Monday, May 07, 2007

I would like to see some change. Some sort of change where it would just completely overwhelm me. The same drama, which isn't even real drama, is becoming tedious - in fact, it's like the old stuff but with an extension, an upgrade i.e. into UNI. I guess I am glad I made it in in the first place. I don't know what I would be like if I hadn't. I got in through my worst enemy, a dumb Access Scheme. I didn't think I needed it.. well I wasn't exactly needing any shoulder to cry on every 5 seconds. I am capable of dealing with things.. may not be the best way but it doesn't mean I needed that. Yet, besides all that, I still find that the very Uni Student space that I currently occupy is as a result of that. It's kinda shameful in a way and in a bigger way it feels like such a disappointment to my own ability. You know, I have yet to shine? 18 years and I have yet to prove myself. I know you think well why don't you start? You've been given a second chance, why are you still acting like a lazy shit? Well, in my own defence, noone has taught me how to change. I know it's all about being smarter, being more studious and all that shit.. but if they were the best ways to get myself on top, do you think i am that stupid to not ever hear of these words in the past?
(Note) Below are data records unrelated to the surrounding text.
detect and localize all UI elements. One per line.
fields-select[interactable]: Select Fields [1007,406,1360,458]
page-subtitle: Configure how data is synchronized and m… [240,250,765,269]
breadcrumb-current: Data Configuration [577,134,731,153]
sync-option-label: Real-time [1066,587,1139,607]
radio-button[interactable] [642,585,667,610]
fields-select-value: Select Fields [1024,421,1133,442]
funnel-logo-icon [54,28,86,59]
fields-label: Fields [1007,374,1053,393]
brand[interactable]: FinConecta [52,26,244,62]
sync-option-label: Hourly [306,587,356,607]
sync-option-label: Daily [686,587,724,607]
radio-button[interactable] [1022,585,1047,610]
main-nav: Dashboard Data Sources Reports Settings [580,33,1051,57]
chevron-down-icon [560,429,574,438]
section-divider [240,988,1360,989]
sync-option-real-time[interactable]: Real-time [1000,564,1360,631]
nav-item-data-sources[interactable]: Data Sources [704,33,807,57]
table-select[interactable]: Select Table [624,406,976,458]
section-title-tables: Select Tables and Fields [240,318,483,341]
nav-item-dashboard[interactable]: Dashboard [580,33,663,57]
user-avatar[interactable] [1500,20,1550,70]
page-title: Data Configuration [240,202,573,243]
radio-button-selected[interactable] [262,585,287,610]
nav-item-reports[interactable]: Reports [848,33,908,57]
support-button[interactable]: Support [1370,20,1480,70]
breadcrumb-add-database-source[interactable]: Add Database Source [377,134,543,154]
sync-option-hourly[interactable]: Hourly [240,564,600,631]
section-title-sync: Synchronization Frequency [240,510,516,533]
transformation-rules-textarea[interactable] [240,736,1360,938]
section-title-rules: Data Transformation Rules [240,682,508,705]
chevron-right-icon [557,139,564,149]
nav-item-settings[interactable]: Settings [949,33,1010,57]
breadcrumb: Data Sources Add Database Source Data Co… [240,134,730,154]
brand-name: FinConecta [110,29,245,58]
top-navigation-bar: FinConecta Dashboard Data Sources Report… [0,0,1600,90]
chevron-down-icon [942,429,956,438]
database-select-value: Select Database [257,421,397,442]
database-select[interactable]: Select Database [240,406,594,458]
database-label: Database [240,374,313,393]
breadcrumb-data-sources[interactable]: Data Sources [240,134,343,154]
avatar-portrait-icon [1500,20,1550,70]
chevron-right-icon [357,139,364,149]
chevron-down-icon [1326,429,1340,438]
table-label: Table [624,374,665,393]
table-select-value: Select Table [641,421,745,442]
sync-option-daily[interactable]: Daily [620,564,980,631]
You must think i am the biggest dumbfuck in the world and for your information, I'm not. So don't assume that I have all the answers. Because I don't. And I don't intend to pick them straight from my arse either. Please, please, please, may you let me transfer next year. PLEASE. May you let me do a course I want. May you let me have some grades I can be proud of. I am trying. If you knew just how much you wouldn't look down on me so much. I'm sorry I'm such a letdown but I promise to find a D at least somewhere in this course. Well, I have but I barely did anything in that so it doesnt count. Anyway, I just had to add this blog looks like shit and I wish I had the time like other lovely people to do something about it, i.e. ask someone to help me lol.

Well, time for Relationships reading & writing, and Psychology assignment.